With a manual worker-wrapper transform making the function argument static,
foldDigits :: (a -> Int -> a) -> a -> Int -> a
foldDigits f = go
where
go !acc 0 = acc
go acc n = case n `quotRem` 10 of
(q,r) -> go (f acc r) q
foldDigits becomes inlinable, and you get specialised versions for your uses operating on unboxed data, but no top-level foldDigits, e.g.
Rec {
$wgo_r2di :: GHC.Prim.Int# -> GHC.Prim.Int# -> GHC.Prim.Int#
[GblId, Arity=2, Caf=NoCafRefs, Str=DmdType LL]
$wgo_r2di =
\ (ww_s28F :: GHC.Prim.Int#) (ww1_s28J :: GHC.Prim.Int#) ->
case ww1_s28J of ds_XJh {
__DEFAULT ->
case GHC.Prim.quotRemInt# ds_XJh 10
of _ { (# ipv_aJK, ipv1_aJL #) ->
$wgo_r2di (GHC.Prim.+# (GHC.Prim.*# ww_s28F 10) ipv1_aJL) ipv_aJK
};
0 -> ww_s28F
}
end Rec }
and the effect on computation time is tangible, for the original, I got
$ ./eul145 +RTS -s -N2
608720
1,814,289,579,592 bytes allocated in the heap
196,407,088 bytes copied during GC
47,184 bytes maximum residency (2 sample(s))
30,640 bytes maximum slop
2 MB total memory in use (0 MB lost due to fragmentation)
Tot time (elapsed) Avg pause Max pause
Gen 0 1827331 colls, 1827331 par 23.77s 11.86s 0.0000s 0.0041s
Gen 1 2 colls, 1 par 0.00s 0.00s 0.0001s 0.0001s
Parallel GC work balance: 54.94% (serial 0%, perfect 100%)
TASKS: 4 (1 bound, 3 peak workers (3 total), using -N2)

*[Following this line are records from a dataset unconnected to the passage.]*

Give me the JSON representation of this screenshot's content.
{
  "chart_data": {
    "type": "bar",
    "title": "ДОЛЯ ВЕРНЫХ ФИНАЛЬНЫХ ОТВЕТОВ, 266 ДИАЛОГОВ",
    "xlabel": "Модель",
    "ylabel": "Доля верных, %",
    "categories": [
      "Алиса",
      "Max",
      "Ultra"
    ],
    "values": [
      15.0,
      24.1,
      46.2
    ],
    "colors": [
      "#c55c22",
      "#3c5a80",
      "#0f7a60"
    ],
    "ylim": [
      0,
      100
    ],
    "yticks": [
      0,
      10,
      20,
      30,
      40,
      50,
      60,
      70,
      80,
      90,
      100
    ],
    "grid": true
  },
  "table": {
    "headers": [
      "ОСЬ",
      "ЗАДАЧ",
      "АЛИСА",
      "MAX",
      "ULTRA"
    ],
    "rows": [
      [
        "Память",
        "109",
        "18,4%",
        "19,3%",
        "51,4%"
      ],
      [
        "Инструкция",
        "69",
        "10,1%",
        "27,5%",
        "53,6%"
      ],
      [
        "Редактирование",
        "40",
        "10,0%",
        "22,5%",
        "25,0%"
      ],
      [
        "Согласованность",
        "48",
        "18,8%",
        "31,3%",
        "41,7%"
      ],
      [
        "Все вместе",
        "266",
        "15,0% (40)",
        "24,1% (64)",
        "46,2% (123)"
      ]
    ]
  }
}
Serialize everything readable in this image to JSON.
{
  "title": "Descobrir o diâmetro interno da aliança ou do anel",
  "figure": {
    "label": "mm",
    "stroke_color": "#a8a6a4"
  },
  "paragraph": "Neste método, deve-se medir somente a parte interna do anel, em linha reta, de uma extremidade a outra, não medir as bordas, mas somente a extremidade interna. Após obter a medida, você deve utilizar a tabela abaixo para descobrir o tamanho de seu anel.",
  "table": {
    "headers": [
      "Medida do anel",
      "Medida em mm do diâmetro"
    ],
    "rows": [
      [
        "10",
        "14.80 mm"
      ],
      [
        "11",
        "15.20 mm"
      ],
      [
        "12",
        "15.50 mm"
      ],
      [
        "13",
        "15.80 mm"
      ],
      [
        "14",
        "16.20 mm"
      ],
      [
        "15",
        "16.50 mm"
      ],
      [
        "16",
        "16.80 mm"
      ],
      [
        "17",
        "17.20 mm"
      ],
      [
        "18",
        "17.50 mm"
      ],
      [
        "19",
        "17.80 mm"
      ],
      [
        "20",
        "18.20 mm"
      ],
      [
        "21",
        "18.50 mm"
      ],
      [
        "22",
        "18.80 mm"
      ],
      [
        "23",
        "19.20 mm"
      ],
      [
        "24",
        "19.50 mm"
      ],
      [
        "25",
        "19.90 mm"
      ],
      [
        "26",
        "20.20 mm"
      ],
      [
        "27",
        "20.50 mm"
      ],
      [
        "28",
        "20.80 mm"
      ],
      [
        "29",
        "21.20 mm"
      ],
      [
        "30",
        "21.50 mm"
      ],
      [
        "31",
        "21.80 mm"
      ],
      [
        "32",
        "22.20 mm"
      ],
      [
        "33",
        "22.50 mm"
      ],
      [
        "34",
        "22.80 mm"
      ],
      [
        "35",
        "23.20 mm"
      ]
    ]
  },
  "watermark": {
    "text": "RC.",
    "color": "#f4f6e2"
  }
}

SPARKS: 4 (3 converted, 0 overflowed, 0 dud, 0 GC'd, 1 fizzled)
INIT time 0.00s ( 0.00s elapsed)
MUT time 620.52s (313.51s elapsed)
GC time 23.77s ( 11.86s elapsed)
EXIT time 0.00s ( 0.00s elapsed)
Total time 644.29s (325.37s elapsed)
Alloc rate 2,923,834,808 bytes per MUT second
(I used -N2 since my i5 only has two physical cores), vs.
$ ./eul145 +RTS -s -N2
608720
16,000,063,624 bytes allocated in the heap
403,384 bytes copied during GC
47,184 bytes maximum residency (2 sample(s))
30,640 bytes maximum slop
2 MB total memory in use (0 MB lost due to fragmentation)
Tot time (elapsed) Avg pause Max pause
Gen 0 15852 colls, 15852 par 0.34s 0.17s 0.0000s 0.0037s
Gen 1 2 colls, 1 par 0.00s 0.00s 0.0001s 0.0001s
Parallel GC work balance: 43.86% (serial 0%, perfect 100%)
TASKS: 4 (1 bound, 3 peak workers (3 total), using -N2)
SPARKS: 4 (3 converted, 0 overflowed, 0 dud, 0 GC'd, 1 fizzled)
INIT time 0.00s ( 0.00s elapsed)
MUT time 314.85s (160.08s elapsed)
GC time 0.34s ( 0.17s elapsed)
EXIT time 0.00s ( 0.00s elapsed)
Total time 315.20s (160.25s elapsed)
Alloc rate 50,817,657 bytes per MUT second
Productivity 99.9% of total user, 196.5% of total elapsed
with the modification. The running time roughly halved, and the allocations reduced 100-fold.